Dans un véritable « engrenage de la violence », renforcé par les incessants états d’urgence (antiterroriste puis sanitaire) rognant toujours plus les libertés fondamentales et étendant les prérogatives des forces de l’ordre, les manifestations sont devenues « de moins en moins légitimes ». Aussi, du fait qu’elles étaient plus durement réprimées, leur morphologie s’est assez rapidement reconfigurée.

On connaît la suite : augmentation du nombre de blessés, manifestants venant avec des protections et sans leurs enfants, dans une sorte de militarisation informelle du défilé populaire, qui recouvre certaines formes de ceux du XIXe siècle. « C’est la petite nouveauté des années Hollande », ironise le sociologue. Une « nouveauté » qui place la France parmi « les démocraties défaillantes », aux côtés de la Hongrie d’Orban ou du Brésil de Bolsonaro. C’est ce qui ressort de la publication d’une soixantaine d’indicateurs par nos confrères anglais de The Economist.
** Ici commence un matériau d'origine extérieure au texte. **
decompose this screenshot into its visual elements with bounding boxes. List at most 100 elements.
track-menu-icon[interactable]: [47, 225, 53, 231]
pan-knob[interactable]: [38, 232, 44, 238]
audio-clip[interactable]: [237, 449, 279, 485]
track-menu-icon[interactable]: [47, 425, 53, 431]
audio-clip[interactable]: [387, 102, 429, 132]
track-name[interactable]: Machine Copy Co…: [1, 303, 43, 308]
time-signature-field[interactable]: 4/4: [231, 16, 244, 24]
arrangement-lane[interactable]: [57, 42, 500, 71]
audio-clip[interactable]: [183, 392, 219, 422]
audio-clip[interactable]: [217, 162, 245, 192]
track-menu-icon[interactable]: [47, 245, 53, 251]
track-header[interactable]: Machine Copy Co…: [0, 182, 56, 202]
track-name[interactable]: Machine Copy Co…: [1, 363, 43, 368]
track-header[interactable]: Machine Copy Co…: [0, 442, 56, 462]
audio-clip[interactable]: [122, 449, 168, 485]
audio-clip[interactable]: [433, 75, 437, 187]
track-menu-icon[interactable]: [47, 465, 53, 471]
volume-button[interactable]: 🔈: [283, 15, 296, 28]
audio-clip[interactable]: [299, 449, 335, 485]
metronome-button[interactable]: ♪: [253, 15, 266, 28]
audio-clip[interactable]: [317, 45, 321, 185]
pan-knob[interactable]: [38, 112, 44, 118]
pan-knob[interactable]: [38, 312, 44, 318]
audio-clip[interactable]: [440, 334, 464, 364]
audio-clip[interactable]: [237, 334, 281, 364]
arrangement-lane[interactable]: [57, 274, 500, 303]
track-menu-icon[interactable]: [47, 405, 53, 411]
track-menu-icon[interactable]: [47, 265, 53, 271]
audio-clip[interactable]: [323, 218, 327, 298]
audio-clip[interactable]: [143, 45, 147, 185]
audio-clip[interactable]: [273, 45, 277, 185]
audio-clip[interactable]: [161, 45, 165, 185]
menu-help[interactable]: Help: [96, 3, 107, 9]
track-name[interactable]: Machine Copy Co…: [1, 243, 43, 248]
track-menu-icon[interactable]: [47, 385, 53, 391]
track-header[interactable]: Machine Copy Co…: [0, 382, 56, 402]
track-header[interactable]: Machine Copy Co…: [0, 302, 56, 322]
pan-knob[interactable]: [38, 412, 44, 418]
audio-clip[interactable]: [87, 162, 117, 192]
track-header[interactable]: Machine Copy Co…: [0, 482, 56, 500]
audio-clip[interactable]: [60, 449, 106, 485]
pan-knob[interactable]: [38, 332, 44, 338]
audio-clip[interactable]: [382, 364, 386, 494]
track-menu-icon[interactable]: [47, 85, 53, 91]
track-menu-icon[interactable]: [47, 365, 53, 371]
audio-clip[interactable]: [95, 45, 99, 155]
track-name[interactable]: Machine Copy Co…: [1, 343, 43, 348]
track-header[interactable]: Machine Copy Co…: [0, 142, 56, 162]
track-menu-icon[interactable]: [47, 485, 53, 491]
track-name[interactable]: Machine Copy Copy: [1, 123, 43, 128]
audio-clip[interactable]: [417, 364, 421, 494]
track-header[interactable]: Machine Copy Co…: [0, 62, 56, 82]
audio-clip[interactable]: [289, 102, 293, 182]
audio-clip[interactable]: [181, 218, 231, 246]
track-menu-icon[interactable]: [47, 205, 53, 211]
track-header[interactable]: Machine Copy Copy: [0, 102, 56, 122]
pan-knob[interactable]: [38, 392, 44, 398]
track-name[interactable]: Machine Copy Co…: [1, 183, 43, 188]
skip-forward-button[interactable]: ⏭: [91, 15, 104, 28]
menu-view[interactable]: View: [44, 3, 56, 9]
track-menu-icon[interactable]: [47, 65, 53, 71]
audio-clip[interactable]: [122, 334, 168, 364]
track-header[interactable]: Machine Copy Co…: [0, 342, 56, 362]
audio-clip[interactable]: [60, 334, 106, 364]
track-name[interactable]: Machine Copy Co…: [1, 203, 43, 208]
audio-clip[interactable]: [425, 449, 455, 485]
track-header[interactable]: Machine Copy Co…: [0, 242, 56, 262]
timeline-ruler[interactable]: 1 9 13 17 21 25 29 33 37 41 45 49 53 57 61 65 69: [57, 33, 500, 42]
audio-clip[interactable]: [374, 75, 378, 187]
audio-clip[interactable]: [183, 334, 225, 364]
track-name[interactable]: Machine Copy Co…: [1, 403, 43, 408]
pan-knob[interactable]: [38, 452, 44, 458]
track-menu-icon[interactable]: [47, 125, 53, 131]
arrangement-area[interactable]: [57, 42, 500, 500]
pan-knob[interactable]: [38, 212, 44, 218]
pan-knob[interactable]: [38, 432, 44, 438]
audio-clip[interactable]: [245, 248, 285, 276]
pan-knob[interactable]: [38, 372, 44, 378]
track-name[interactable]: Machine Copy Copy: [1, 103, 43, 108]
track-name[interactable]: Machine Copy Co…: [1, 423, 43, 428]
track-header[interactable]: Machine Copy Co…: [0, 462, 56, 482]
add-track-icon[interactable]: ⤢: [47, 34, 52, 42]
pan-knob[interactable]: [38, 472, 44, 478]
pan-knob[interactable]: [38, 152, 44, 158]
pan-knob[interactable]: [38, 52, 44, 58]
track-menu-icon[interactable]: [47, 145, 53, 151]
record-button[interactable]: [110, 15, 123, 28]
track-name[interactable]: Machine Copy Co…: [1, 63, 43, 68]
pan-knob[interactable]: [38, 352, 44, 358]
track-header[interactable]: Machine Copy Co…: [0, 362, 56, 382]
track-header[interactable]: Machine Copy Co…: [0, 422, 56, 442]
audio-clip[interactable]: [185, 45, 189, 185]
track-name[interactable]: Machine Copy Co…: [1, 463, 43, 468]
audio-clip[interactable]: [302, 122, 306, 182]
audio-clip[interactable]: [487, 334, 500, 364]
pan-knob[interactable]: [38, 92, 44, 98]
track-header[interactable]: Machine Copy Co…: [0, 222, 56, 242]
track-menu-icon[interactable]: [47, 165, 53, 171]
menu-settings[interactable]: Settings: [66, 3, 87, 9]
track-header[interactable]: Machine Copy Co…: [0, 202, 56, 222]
Ceux que les grands médias et les gouvernants désignent comme les casseurs sont une forme majeure de la reconfiguration des manifs.

Alors que les violences policières ont fortement augmenté, surtout depuis les longs mouvements contre la loi travail (2016) puis des gilets jaunes (2018-2019), les black blocks ou « cortèges de tête », ceux que les grands médias et les gouvernants désignent comme « les casseurs », sont assurément une forme majeure de cette reconfiguration des manifs.

Militantisme réinventé

Pourtant, leurs actions parfois contestables, qui se veulent une réponse autant à la violence policière qu’à la violence sociale (ou néolibérale), se voient souvent comprises par l’opinion, sinon approuvées – nombre de manifestants n’hésitant plus à défiler à leurs côtés en guise de soutien ou de protection. Mieux, la violence policière incite souvent des « primo-manifestants » à passer à l’acte, mus soudain par un sentiment d’injustice et un réflexe de révolte. Comme ces pères de famille en gilets jaunes sous l’Arc de triomphe, arrivés en criant « les CRS avec nous », et qui se mettent à lancer des pavés après les matraquages et les tirs de LBD dans la foule.

Dans cette « petite histoire des luttes contemporaines », Manuel Cervera-Marzal dresse un répertoire des pratiques de résistance collective les plus récentes, en laissant une large place aux occupations dans l’espace public et aux ZAD (zones à défendre). Il montre ainsi comment l’imaginaire militant et ses pratiques se sont récemment renouvelés, adaptés, réinventés, délaissant les classiques défilés, pétitions et meetings, pour répondre à une répression brutale et systématique. Mais aussi pour surprendre des gouvernants méprisant les anciennes formes de lutte collective. Toujours vive, l’imagination (militante) vibre encore.